# Outer washer on table saw blade



## daviddoria (Dec 18, 2007)

I am trying to make as thick of a dado as possible. I just picked up a dado stack. It came with several chippers. However, if I put more than the two outer blades and two 1/8" chipper on the arbor, then the outer washer that came with the table saw, the blade nut won't go on the arbor (the blades+washer go all the way to the end of the threads. 

I guess my question is is it ok to put the blade nut directly against the outer dado blade? What is the washer there for?
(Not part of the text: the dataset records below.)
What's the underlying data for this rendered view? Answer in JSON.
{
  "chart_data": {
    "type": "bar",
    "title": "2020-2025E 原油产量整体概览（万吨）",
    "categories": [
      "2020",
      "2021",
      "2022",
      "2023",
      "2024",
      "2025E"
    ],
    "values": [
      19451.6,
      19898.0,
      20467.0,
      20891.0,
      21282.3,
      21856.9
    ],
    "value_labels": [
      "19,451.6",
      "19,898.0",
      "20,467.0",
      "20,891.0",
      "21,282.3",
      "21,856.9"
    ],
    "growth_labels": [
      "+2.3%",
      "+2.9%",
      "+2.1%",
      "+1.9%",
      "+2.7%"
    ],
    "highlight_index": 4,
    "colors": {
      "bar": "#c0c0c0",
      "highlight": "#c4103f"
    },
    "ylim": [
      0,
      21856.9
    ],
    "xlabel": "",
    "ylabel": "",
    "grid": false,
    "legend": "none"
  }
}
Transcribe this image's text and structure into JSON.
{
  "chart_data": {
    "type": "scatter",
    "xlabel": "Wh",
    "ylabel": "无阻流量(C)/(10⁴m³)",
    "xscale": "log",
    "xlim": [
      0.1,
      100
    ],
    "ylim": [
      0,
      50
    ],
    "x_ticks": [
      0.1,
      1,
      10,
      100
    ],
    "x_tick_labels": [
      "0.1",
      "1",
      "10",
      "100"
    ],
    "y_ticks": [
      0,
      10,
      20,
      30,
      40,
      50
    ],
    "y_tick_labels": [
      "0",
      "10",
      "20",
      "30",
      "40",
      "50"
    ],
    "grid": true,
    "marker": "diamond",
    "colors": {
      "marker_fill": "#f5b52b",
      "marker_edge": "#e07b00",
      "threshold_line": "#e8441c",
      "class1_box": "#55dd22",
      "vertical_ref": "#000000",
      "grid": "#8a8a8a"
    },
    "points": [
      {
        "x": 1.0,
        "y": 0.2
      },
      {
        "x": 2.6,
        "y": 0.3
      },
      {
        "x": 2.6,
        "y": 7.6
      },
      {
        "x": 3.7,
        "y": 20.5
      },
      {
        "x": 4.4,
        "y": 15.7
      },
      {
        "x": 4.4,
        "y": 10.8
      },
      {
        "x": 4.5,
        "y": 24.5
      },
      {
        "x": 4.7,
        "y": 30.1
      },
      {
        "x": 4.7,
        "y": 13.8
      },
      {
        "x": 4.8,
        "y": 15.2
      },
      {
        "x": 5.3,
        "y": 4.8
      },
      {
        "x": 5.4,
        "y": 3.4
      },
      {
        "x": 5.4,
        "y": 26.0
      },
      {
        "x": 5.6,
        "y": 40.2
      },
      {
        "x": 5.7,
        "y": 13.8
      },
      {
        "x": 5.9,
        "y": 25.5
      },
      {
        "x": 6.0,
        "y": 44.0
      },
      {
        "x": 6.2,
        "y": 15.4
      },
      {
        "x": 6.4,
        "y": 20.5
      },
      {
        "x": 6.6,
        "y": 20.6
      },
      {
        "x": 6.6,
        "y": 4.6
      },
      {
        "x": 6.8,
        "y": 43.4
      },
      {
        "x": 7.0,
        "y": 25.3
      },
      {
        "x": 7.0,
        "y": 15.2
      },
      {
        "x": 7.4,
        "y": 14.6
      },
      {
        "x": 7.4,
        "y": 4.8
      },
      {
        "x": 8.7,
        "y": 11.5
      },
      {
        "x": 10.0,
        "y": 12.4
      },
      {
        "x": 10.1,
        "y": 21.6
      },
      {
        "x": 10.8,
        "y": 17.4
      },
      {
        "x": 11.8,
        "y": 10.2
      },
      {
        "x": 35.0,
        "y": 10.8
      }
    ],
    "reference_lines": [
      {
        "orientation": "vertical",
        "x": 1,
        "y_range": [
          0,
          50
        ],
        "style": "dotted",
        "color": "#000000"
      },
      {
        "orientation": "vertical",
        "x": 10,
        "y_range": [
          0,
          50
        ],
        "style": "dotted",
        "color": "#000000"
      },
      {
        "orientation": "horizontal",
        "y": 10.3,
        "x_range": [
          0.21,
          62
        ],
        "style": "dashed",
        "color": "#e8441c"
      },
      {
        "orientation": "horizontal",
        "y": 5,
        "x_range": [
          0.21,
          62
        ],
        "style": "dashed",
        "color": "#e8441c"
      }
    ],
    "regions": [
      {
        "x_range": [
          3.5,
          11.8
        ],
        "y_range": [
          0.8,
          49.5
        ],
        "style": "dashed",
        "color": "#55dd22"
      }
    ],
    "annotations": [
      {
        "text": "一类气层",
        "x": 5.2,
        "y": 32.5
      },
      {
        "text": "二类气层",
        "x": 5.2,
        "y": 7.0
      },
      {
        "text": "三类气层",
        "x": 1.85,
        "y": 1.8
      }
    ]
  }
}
Also, is it ok to use an 8" dado stack on a 10" table saw? I figured the only difference was how high you'd have to set the blade height to achieve the same height of cut?

Thanks

Dave


----------



## woodnthings (Jan 24, 2009)

*YUP and YUP!*

The arbor should show 2 threads if possible after the nut, no washer. 
The 8" stack on a 10" saw is fine, depending on the material and your motor's HP. It may slow down a bit on a *deep cut 1" *or so. Just make 2 passes then. You'll know if you're forcing the material by the amount of feed pressure required.:thumbsup: bill
The washer is to stabilize a thin or standard thickness blade, not the full thickness of the dado, where everything acts to stabilize itself under the nut.


----------



## daviddoria (Dec 18, 2007)

Thanks Bill,

I had seen this:
http://woodworking.about.com/od/bladesbits/qt/ShortArborDado.htm

that said the washer was necessary to stabilize the blade. I never trust what I read online without verification, but I'd like to keep my fingers at all costs  If the blade is not "stabilized", will I notice it chattering or something when I turn it on before I start cutting? Or will the whole thing just explode at me? haha

Dave


----------



## woodnthings (Jan 24, 2009)

*There were issues using a dado on a Rigid TS*

But, the closest I've come was a strange kickback which loosened the blade on the arbor and it sat there spinning away until I shut if off, using my handy paddle knee switch, and jammed a scrap into the blade. Whew! That was different! :huh: bill


----------



## iamwelty2 (Oct 18, 2009)

what make and model of saw are you using?


----------



## daviddoria (Dec 18, 2007)

I'm using this saw:

http://www.ryobitools.com/catalog/power_tools/table_saws/BTS12S#


----------



## woodnthings (Jan 24, 2009)

*Next Question*



daviddoria said:


> I'm using this saw:
> http://www.ryobitools.com/catalog/power_tools/table_saws/BTS12S#


 If you measure from the back side or motor side of the arbor shaft to it's tip what do you get? Is there a removable washer on the back side or is it a machined flange which acts like a washer? How much shaft can be exposed in total? :blink: bill


----------



## Gary Beasley (Jan 21, 2009)

My Ryobi has two spacer collars behind the blade, one about 1/4 inch and another about 1/2 inch or so. They are stacked to hold the regular blade in the right location and can be slipped off for the dado stack. If you are lucky yours will have a similar setup.


----------



## jlhaslip (Jan 16, 2010)

Same on my job site saw.


----------



## iamwelty2 (Oct 18, 2009)

daviddoria said:


> I'm using this saw:
> 
> http://www.ryobitools.com/catalog/power_tools/table_saws/BTS12S#


I'm thinking that is a very small saw to be working with a 8" Dado set up. Unless I'm thinking wrong, a good dado set will run you about the same as what the saw cost. I worry about the power and the arbor length, not to mention the table saw. I'd ask Santa for a late present and think about upgrading saws if you're looking at doing alot of wide dado's. But that's just my thoughts...


----------